Page MenuHomeSoftware Heritage

Add Cassandra backend.
ClosedPublic

Authored by vlorentz on Jan 21 2020, 2:59 PM.

Details

Summary

Related to T2186

Diff Detail

Repository
rDSTO Storage manager
Lint
Automatic diff as part of commit; lint not applicable.
Unit
Automatic diff as part of commit; unit tests not applicable.

Event Timeline

There are a very large number of changes, so older changes are hidden. Show Older Changes
vlorentz updated this revision to Diff 9249.Jan 27 2020, 7:20 PM
vlorentz edited the summary of this revision. (Show Details)

timeout in wait_for_peer.

vlorentz updated this revision to Diff 9251.Jan 27 2020, 7:31 PM

retrigger tests

vlorentz updated this revision to Diff 9257.Jan 28 2020, 1:42 PM

more logs

vlorentz updated this revision to Diff 9258.Jan 28 2020, 1:52 PM

fix command

vlorentz updated this revision to Diff 9284.Wed, Jan 29, 1:37 PM

implement endpoints missing since rebase

vlorentz updated this revision to Diff 9291.Wed, Jan 29, 3:11 PM

fix signature

vlorentz updated this revision to Diff 9299.Wed, Jan 29, 4:17 PM

Fix rebase.
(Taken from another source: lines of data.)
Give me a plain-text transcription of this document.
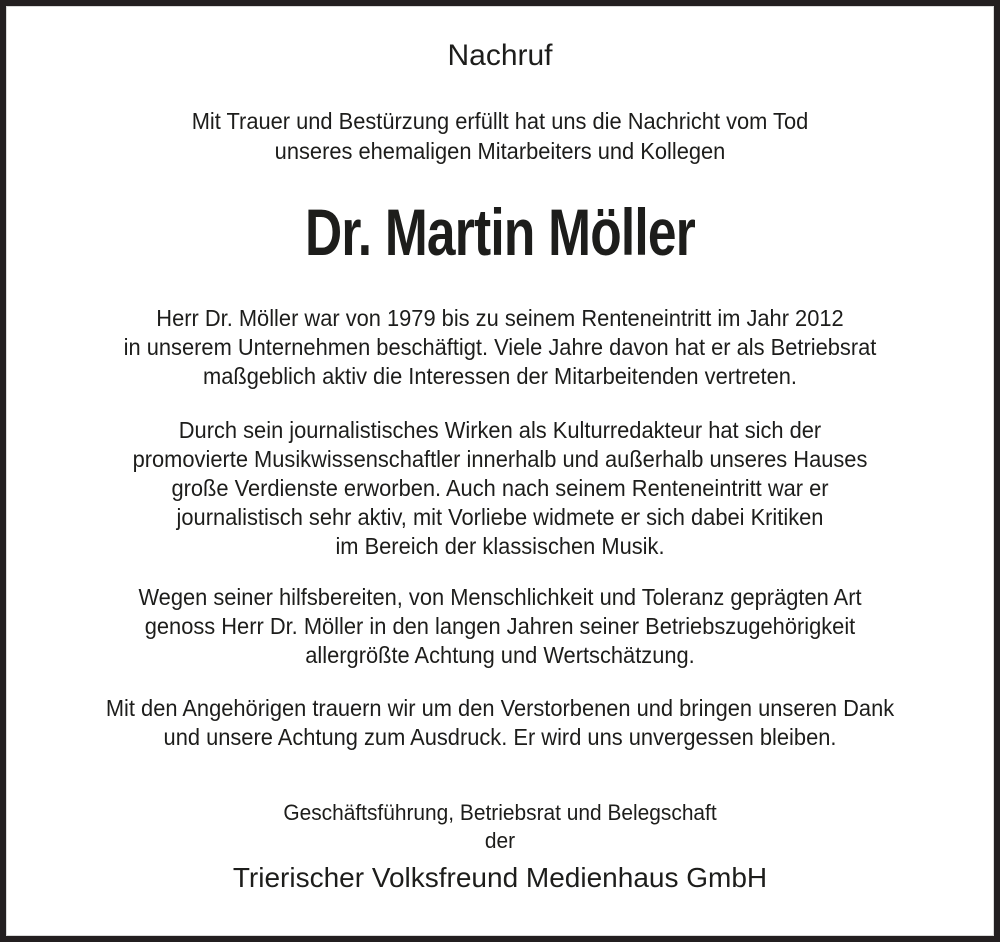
Nachruf

Mit Trauer und Bestürzung erfüllt hat uns die Nachricht vom Tod
unseres ehemaligen Mitarbeiters und Kollegen

Dr. Martin Möller

Herr Dr. Möller war von 1979 bis zu seinem Renteneintritt im Jahr 2012
in unserem Unternehmen beschäftigt. Viele Jahre davon hat er als Betriebsrat
maßgeblich aktiv die Interessen der Mitarbeitenden vertreten.

Durch sein journalistisches Wirken als Kulturredakteur hat sich der
promovierte Musikwissenschaftler innerhalb und außerhalb unseres Hauses
große Verdienste erworben. Auch nach seinem Renteneintritt war er
journalistisch sehr aktiv, mit Vorliebe widmete er sich dabei Kritiken
im Bereich der klassischen Musik.

Wegen seiner hilfsbereiten, von Menschlichkeit und Toleranz geprägten Art
genoss Herr Dr. Möller in den langen Jahren seiner Betriebszugehörigkeit
allergrößte Achtung und Wertschätzung.

Mit den Angehörigen trauern wir um den Verstorbenen und bringen unseren Dank
und unsere Achtung zum Ausdruck. Er wird uns unvergessen bleiben.

Geschäftsführung, Betriebsrat und Belegschaft
der
Trierischer Volksfreund Medienhaus GmbH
Depends on D2601.

vlorentz added a comment.EditedWed, Jan 29, 5:04 PM

"Plus ça rate, plus on a de chances que ça marche !"

vlorentz updated this revision to Diff 9310.Thu, Jan 30, 11:29 AM
  • disable debug logs
  • allocate more RAM to make tests less flaky
douardda accepted this revision.Fri, Jan 31, 2:09 PM
douardda added a subscriber: douardda.

Looks good to me, but it would really be nice to have a bit more documentation/explanation on how stuff work and are organized in Cassandra, be it in the code itself and as docu material in doc/

I believe the overrides of postgres specific tests is no longer needed.

Also I've a few comments.

swh/storage/cassandra/cql.py
36

What's this for?

94

No docstring at all?

125

Does it make sense not to wait a bit between read/write attempts?

This revision is now accepted and ready to land.Fri, Jan 31, 2:09 PM
ardumont accepted this revision.Fri, Jan 31, 2:09 PM
ardumont added a subscriber: ardumont.

Looks good.

Small remarks that can be taken care later (after the first landing ;)

I'm mostly unsure about:

  • migration. -> I guess we will have to use python script to migrate when adapting the model.
  • date precision. It seems we are losing some around the end of the diff.
swh/storage/cassandra/cql.py
113

we might be able to move the retry behavior in the retry proxy storage.
Or might be as a simple first step, decorate this method with retry behavior (storage already has the tenacity dependency)

141

statement

swh/storage/cassandra/storage.py
48

why not call it self.backend?
(we should also do the same on storage.storage)

225

<strike>one</strike> at least one

469

other endpoints no longer display the docstring, so might as well remove it as well here (and for other occurrences)
(also in master you made the necessary work for docstrings to be centralized in the storage interface ;)

vlorentz updated this revision to Diff 9341.Fri, Jan 31, 2:26 PM
vlorentz marked 3 inline comments as done.

apply comments.

swh/storage/cassandra/cql.py
36

boilerplate to make python-cassandra happy. (this used to be the default config, but now it raises a warning if I don't provide it)

Basically it tells it to hit the right server directly when sending a query (TokenAwarePolicy), and if there's more than one, then pick one at random that's in the same datacenter as the client (DCAwareRoundRobinPolicy)

113

It's lower-level retries (it may be called multiple times by the same endpoint), so not exactly the same.
I'll look into tenacity.

125

it already waits for 100ms because of the timeout

swh/storage/cassandra/storage.py
48

Because we already call CassandraStorage/Storage/InMemoryStorage backends. Calling this a backend too would be confusing.

vlorentz updated this revision to Diff 9342.Fri, Jan 31, 2:28 PM

add missing comment

vlorentz updated this revision to Diff 9343.Fri, Jan 31, 2:55 PM

run all tests in the samee tox environment, it wastes less time installing deps on jenkins

This revision was automatically updated to reflect the committed changes.